久遠の絆

ナイルターシャは件の書物のある貢で手を止めた。


「ここに、かつての洗礼の事例が記してある」


「かつての洗礼?」


「そうだよ」


「……ナイルターシャさま」


「なんだい?」


「私がその本を読んだ時には、そのようなこと書いてなかったと記憶しておりますが……」


すると彼女はふふんと鼻で笑った。


「そりゃそうさ。これは原本だからね。都合の悪いことは、一般書にされる際削除してあるに決まってるだろう」


さすがは伝説の巫女姫。


ぬかりない。


「ナイルターシャさま……」


また大司祭が咳払いをひとつ。


「セクンはうるさいねえ。せっかく若い男が来てくれてるんだ。
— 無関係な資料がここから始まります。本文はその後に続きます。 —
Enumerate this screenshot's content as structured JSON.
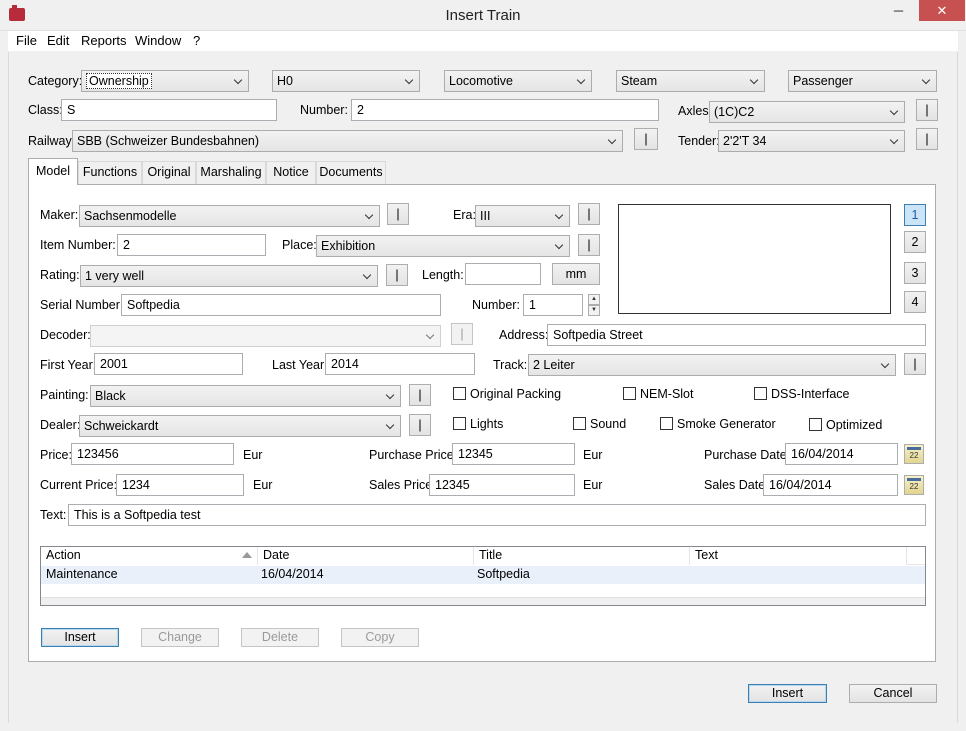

雑談したっていいじゃないか」


拗ねるナイルターシャに、さすがの大司祭も困惑しているようだ。


「まあ、さすがに時間も遅いことだしね……。それで、だ、元帥」


「はい」


「この本貸してあげるから、あとは自分で勉強しとくんだね」


そう言って、花が咲くように笑った。













「ナイルターシャさまとは、ああいう方なのだ」


巫女姫の住まう空間を出、神殿の廊下へと戻りながら、いつもは必要なこと以外は話そ
うとしないセクン大司祭が愚痴を言うように呟いた。